Mudpuppies aren't fish.............


----------



## MistaFishPimp05 (Jul 28, 2004)

i wish i could get my hands on em.. they made em illegal in Cali a few years ago...we used 2 use em as bait for large mouths


----------



## Polypterus (May 4, 2003)

MistaFishPimp05 said:


> i wish i could get my hands on em.. they made em illegal in Cali a few years ago...we used 2 use em as bait for large mouths


 Interesting Mudpuppies are illegal in Cali and Largemouth bass are stocked,
Truly shows How fucked Cali fish and game truly is.

Mudpuppies are quite cool amphibians, Not difficult to keep,
they eat regular Pred fish type foods. Worms, frozen foods, pellets
Keep their water clean and give them room they do great.

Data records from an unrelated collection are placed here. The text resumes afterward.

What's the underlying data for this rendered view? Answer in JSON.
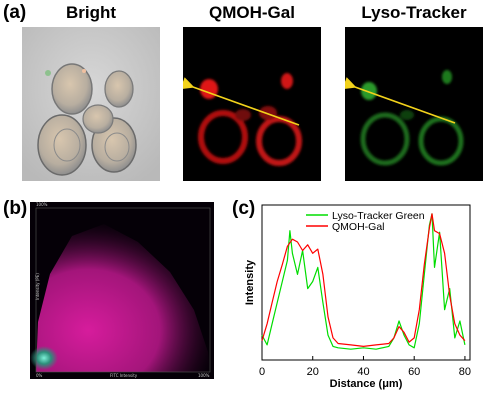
{
  "panel_a": {
    "label": "(a)",
    "titles": [
      "Bright",
      "QMOH-Gal",
      "Lyso-Tracker"
    ]
  },
  "panel_b": {
    "label": "(b)",
    "scatter_axis_label_x": "FITC Intensity",
    "scatter_axis_label_y": "Intensity (PE)",
    "scatter_corner_top": "100%",
    "scatter_corner_origin": "0%",
    "scatter_corner_right": "100%"
  },
  "panel_c": {
    "label": "(c)"
  },
  "colors": {
    "red_channel": "#ff1a1a",
    "green_channel": "#2fd12f",
    "arrow": "#f2d21b",
    "scatter_magenta": "#c2188f",
    "line_red": "#ff0000",
    "line_green": "#00dd00"
  },
  "chart_data": {
    "type": "line",
    "xlabel": "Distance (μm)",
    "ylabel": "Intensity",
    "xlim": [
      0,
      82
    ],
    "ylim": [
      0,
      1
    ],
    "x_ticks": [
      0,
      20,
      40,
      60,
      80
    ],
    "legend_position": "top",
    "series": [
      {
        "name": "Lyso-Tracker Green",
        "x": [
          0,
          2,
          4,
          6,
          8,
          10,
          11,
          12,
          14,
          16,
          18,
          20,
          22,
          24,
          26,
          28,
          30,
          35,
          40,
          45,
          50,
          52,
          54,
          56,
          58,
          60,
          62,
          64,
          66,
          67,
          68,
          70,
          72,
          74,
          76,
          78,
          80
        ],
        "y": [
          0.12,
          0.05,
          0.2,
          0.35,
          0.5,
          0.65,
          0.86,
          0.7,
          0.55,
          0.72,
          0.45,
          0.5,
          0.6,
          0.35,
          0.12,
          0.04,
          0.03,
          0.02,
          0.03,
          0.02,
          0.04,
          0.1,
          0.22,
          0.12,
          0.05,
          0.03,
          0.2,
          0.55,
          0.9,
          0.98,
          0.6,
          0.85,
          0.3,
          0.45,
          0.1,
          0.22,
          0.05
        ]
      },
      {
        "name": "QMOH-Gal",
        "x": [
          0,
          2,
          4,
          6,
          8,
          10,
          12,
          14,
          16,
          18,
          20,
          22,
          24,
          26,
          28,
          30,
          35,
          40,
          45,
          50,
          52,
          54,
          56,
          58,
          60,
          62,
          64,
          66,
          67,
          68,
          70,
          72,
          74,
          76,
          78,
          80
        ],
        "y": [
          0.08,
          0.2,
          0.35,
          0.5,
          0.62,
          0.75,
          0.8,
          0.78,
          0.72,
          0.76,
          0.7,
          0.73,
          0.55,
          0.25,
          0.1,
          0.06,
          0.05,
          0.04,
          0.05,
          0.06,
          0.1,
          0.18,
          0.14,
          0.07,
          0.1,
          0.3,
          0.62,
          0.88,
          0.98,
          0.86,
          0.84,
          0.7,
          0.4,
          0.2,
          0.12,
          0.08
        ]
      }
    ]
  }
}
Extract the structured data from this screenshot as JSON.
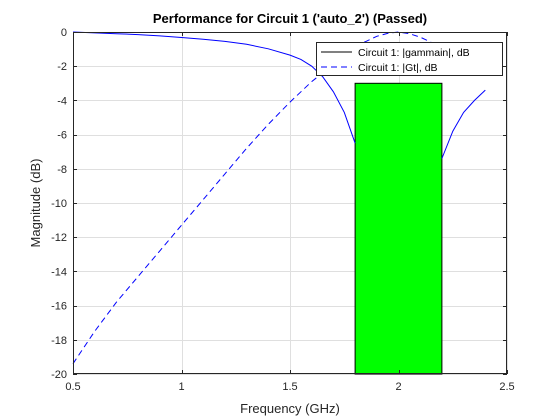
{
  "chart_data": {
    "type": "line",
    "title": "Performance for Circuit 1 ('auto_2')  (Passed)",
    "xlabel": "Frequency (GHz)",
    "ylabel": "Magnitude (dB)",
    "xlim": [
      0.5,
      2.5
    ],
    "ylim": [
      -20,
      0
    ],
    "xticks": [
      0.5,
      1,
      1.5,
      2,
      2.5
    ],
    "xtick_labels": [
      "0.5",
      "1",
      "1.5",
      "2",
      "2.5"
    ],
    "yticks": [
      0,
      -2,
      -4,
      -6,
      -8,
      -10,
      -12,
      -14,
      -16,
      -18,
      -20
    ],
    "ytick_labels": [
      "0",
      "-2",
      "-4",
      "-6",
      "-8",
      "-10",
      "-12",
      "-14",
      "-16",
      "-18",
      "-20"
    ],
    "grid": true,
    "legend_position": "top-right",
    "passband": {
      "x": [
        1.8,
        2.2
      ],
      "y": [
        -20,
        -3
      ],
      "color": "#00ff00"
    },
    "series": [
      {
        "name": "Circuit 1: |gammain|, dB",
        "style": "solid",
        "color": "#0000ff",
        "segments": [
          {
            "x": [
              0.5,
              0.6,
              0.7,
              0.8,
              0.9,
              1.0,
              1.1,
              1.2,
              1.3,
              1.4,
              1.5,
              1.55,
              1.6,
              1.65,
              1.7,
              1.75,
              1.8
            ],
            "y": [
              0.0,
              -0.05,
              -0.1,
              -0.15,
              -0.23,
              -0.32,
              -0.42,
              -0.55,
              -0.72,
              -0.98,
              -1.35,
              -1.6,
              -2.0,
              -2.6,
              -3.5,
              -4.7,
              -6.5
            ]
          },
          {
            "x": [
              2.2,
              2.25,
              2.3,
              2.35,
              2.4
            ],
            "y": [
              -7.4,
              -5.8,
              -4.7,
              -4.0,
              -3.4
            ]
          }
        ]
      },
      {
        "name": "Circuit 1: |Gt|, dB",
        "style": "dashed",
        "color": "#0000ff",
        "segments": [
          {
            "x": [
              0.5,
              0.6,
              0.7,
              0.8,
              0.9,
              1.0,
              1.1,
              1.2,
              1.3,
              1.4,
              1.5,
              1.6,
              1.65
            ],
            "y": [
              -19.4,
              -17.5,
              -15.8,
              -14.3,
              -12.8,
              -11.3,
              -9.8,
              -8.3,
              -6.8,
              -5.4,
              -4.1,
              -2.9,
              -2.4
            ]
          },
          {
            "x": [
              1.8,
              1.85,
              1.9,
              1.95,
              2.0,
              2.05,
              2.1,
              2.15,
              2.2
            ],
            "y": [
              -0.85,
              -0.55,
              -0.25,
              -0.08,
              0.0,
              -0.1,
              -0.3,
              -0.6,
              -1.0
            ]
          }
        ]
      }
    ]
  }
}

Best kept alone in an un-heated tank, they do not compeate well with fish and
definitly like it cool. They will not do well in a heated tank.


----------



## Lahot (May 20, 2003)

anyone have a link to a site with a picture of these?

are these what I see called mudskippers perhaps?


----------



## MistaFishPimp05 (Jul 28, 2004)

actually we don't stock large mouth over here but it's fuk'd up nunthaless


----------



## Polypterus (May 4, 2003)

Lahot said:


> anyone have a link to a site with a picture of these?
> 
> are these what I see called mudskippers perhaps?











Mudpuppy are amphibians something like salamanders.

Mudskipper are fish related to gobys


----------



## Lahot (May 20, 2003)

thank you Poly!


----------



## acestro (Jul 7, 2003)

> Interesting Mudpuppies are illegal in Cali and Largemouth bass are stocked,
> Truly shows How fucked Cali fish and game truly is.


But they were stocked there at one time. As pbass were stocked in Florida. All about the Benjamins...

Sometimes salamanders sold as mudpuppies are larval salamanders and sometimes they are permanently aquatic (depends on species). This is definitely relevant if you have any long term plans.


----------